Administration Guide

Chapter 3. Federated Systems

A federated database system or federated system is a database management system (DBMS) that supports applications and users submitting SQL statements referencing two or more DBMSs or databases in a single statement. An example is a join between tables in two different DB2 databases. This type of statement is called a distributed request.

A DB2 Universal Database federated system provides support for distributed requests across databases and DBMSs. You can, for example, perform a UNION operation between a DB2 table and an Oracle view. Supported DBMSs include DB2, members of the DB2 family (such as DB2 for OS/390 and DB2 for AS/400), and Oracle.

A DB2 federated system provides location transparency for database objects. If information (in tables and views) is moved, references to that information (called nicknames) can be updated without any changes to applications that request the information. A DB2 federated system also provides compensation for DBMSs that do not support all of the DB2 SQL dialect, or certain optimization capabilities. Operations that cannot be performed under such a DBMS (such as recursive SQL) are run under DB2.

A DB2 federated system functions in a semi-autonomous manner: DB2 queries containing references to Oracle objects can be submitted while Oracle applications are accessing the same server. A DB2 federated system does not monopolize or restrict access (beyond integrity and locking constraints) to Oracle or other DBMS objects.

A DB2 federated system consists of a DB2 UDB instance, a database that will serve as the federated database, and one or more data sources. The federated database contains catalog entries identifying data sources and their characteristics. A data source consists of a DBMS and data. Applications connect to the federated database just like any other DB2 database. See Figure 20 for a visual representation of a federated database environment.

Figure 20. A Federated Database System


A Federated Database System

DB2 federated database catalog entries contain information about data source objects: what they are called, what information they contain, and conditions under which they can be used. Because this DB2 catalog stores information about objects in many DBMSs, it is called a global catalog. Object attributes are stored in the catalog. The actual DBMSs being referenced, modules used to communicate with the data source, and DBMS data objects (such as tables) that will be accessed are outside of the database. (One exception: a federated database can be a data source for the federated system.) You can create federated objects using the Control Center or SQL DDL statements. Required federated database objects are:

Wrappers
Identify the modules (DLL, library, and so on) used to access a particular class or category of data source.

Servers
Define data sources. Server data includes the wrapper name, server name, server type, server version, authorization information, and server options.

Nicknames
Identifiers stored in the federated database that reference specific data source objects (tables, aliases, views). Applications reference nicknames in queries just like they reference tables and views.

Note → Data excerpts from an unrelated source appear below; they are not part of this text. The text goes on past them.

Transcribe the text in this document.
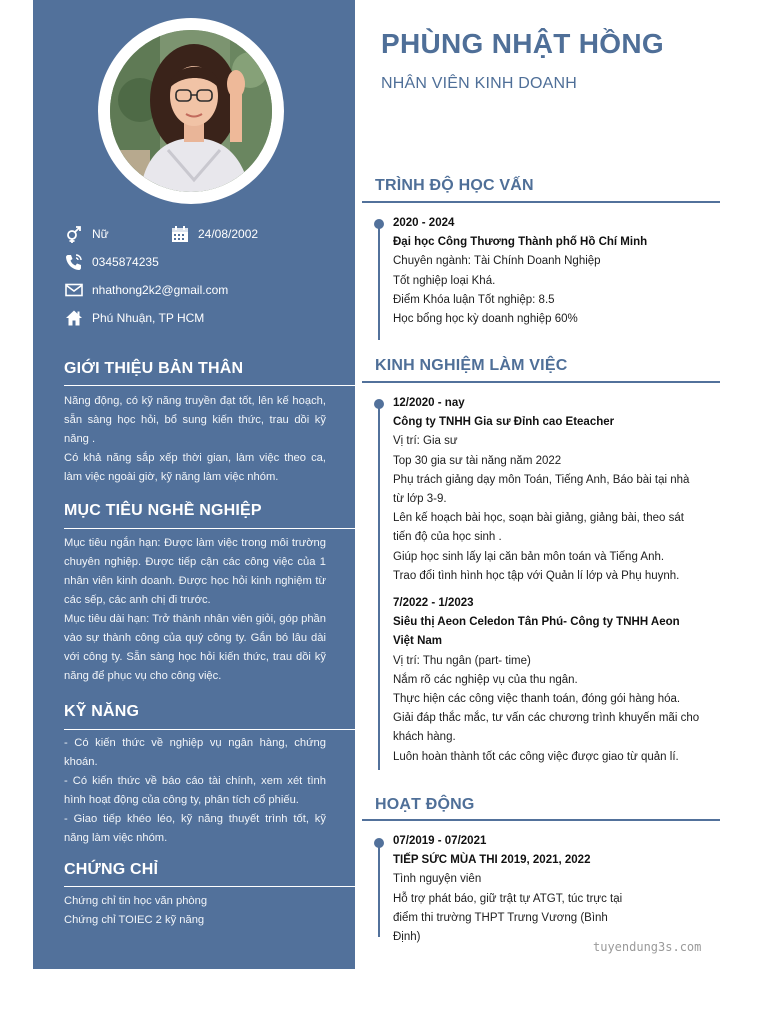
Nữ	24/08/2002
0345874235
nhathong2k2@gmail.com
Phú Nhuận, TP HCM
GIỚI THIỆU BẢN THÂN

Năng động, có kỹ năng truyền đạt tốt, lên kế hoạch, sẵn sàng học hỏi, bổ sung kiến thức, trau dồi kỹ năng .

Có khả năng sắp xếp thời gian, làm việc theo ca, làm việc ngoài giờ, kỹ năng làm việc nhóm.

MỤC TIÊU NGHỀ NGHIỆP

Mục tiêu ngắn hạn: Được làm việc trong môi trường chuyên nghiệp. Được tiếp cận các công việc của 1 nhân viên kinh doanh. Được học hỏi kinh nghiệm từ các sếp, các anh chị đi trước.

Mục tiêu dài hạn: Trở thành nhân viên giỏi, góp phần vào sự thành công của quý công ty. Gắn bó lâu dài với công ty. Sẵn sàng học hỏi kiến thức, trau dồi kỹ năng để phục vụ cho công việc.

KỸ NĂNG

- Có kiến thức về nghiệp vụ ngân hàng, chứng khoán.

- Có kiến thức về báo cáo tài chính, xem xét tình hình hoạt động của công ty, phân tích cổ phiếu.

- Giao tiếp khéo léo, kỹ năng thuyết trình tốt, kỹ năng làm việc nhóm.

CHỨNG CHỈ

Chứng chỉ tin học văn phòng

Chứng chỉ TOIEC 2 kỹ năng

PHÙNG NHẬT HỒNG
NHÂN VIÊN KINH DOANH
TRÌNH ĐỘ HỌC VẤN
2020 - 2024
Đại học Công Thương Thành phố Hồ Chí Minh
Chuyên ngành: Tài Chính Doanh Nghiệp
Tốt nghiệp loại Khá.
Điểm Khóa luận Tốt nghiệp: 8.5
Học bổng học kỳ doanh nghiệp 60%
KINH NGHIỆM LÀM VIỆC
12/2020 - nay
Công ty TNHH Gia sư Đỉnh cao Eteacher
Vị trí: Gia sư
Top 30 gia sư tài năng năm 2022
Phụ trách giảng dạy môn Toán, Tiếng Anh, Báo bài tại nhà từ lớp 3-9.
Lên kế hoạch bài học, soạn bài giảng, giảng bài, theo sát tiến độ của học sinh .
Giúp học sinh lấy lại căn bản môn toán và Tiếng Anh.
Trao đổi tình hình học tập với Quản lí lớp và Phụ huynh.
7/2022 - 1/2023
Siêu thị Aeon Celedon Tân Phú- Công ty TNHH Aeon Việt Nam
Vị trí: Thu ngân (part- time)
Nắm rõ các nghiệp vụ của thu ngân.
Thực hiện các công việc thanh toán, đóng gói hàng hóa.
Giải đáp thắc mắc, tư vấn các chương trình khuyến mãi cho khách hàng.
Luôn hoàn thành tốt các công việc được giao từ quản lí.
HOẠT ĐỘNG
07/2019 - 07/2021
TIẾP SỨC MÙA THI 2019, 2021, 2022
Tình nguyện viên
Hỗ trợ phát báo, giữ trật tự ATGT, túc trực tại điểm thi trường THPT Trưng Vương (Bình Định)
tuyendung3s.com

Depending on your specific needs, you can create additional objects:

After a federated system is set up, the information in data sources can be accessed as though it were in one large database. Users and applications send queries to one federated database, which then retrieves data from DB2 family and Oracle systems as needed. User and applications specify nicknames in queries; these nicknames provide references to tables and views located in data sources. From an end-user perspective, nicknames are similar to aliases.

There are many factors affecting federated system performance. The most critical factor is to ensure that accurate and up-to-date information about data sources and their objects is stored in the federated database global catalog. This information is used by the DB2 optimizer, and can affect decisions to push down operations for evaluation at data sources. Refer to the Administration Guide: Performance for additional information about federated system performance.

A DB2 federated system operates under some restrictions. Distributed requests are limited to read-only operations. In addition, you cannot execute utility operations (LOAD, REORG, REORGCHK, IMPORT, RUNSTATS, and so on) against nicknames.

You can, however, use a pass-through facility to submit DDL and DML statements directly to database managers using the SQL dialect associated with that data source.

Federated systems tolerate parallel environments. Performance gains are limited by the extent to which a federated database query can be semantically broken down into local object (table, view) references and nickname references. Requests for nickname data are processed sequentially; local objects can be processed in parallel. For example, given the query SELECT * FROM A, B, C, D, where A and B are local tables, and C and D are nicknames referencing tables at Oracle data sources, one possible plan would join tables A and B with a parallel join. The results are then joined sequentially with nicknames C and D.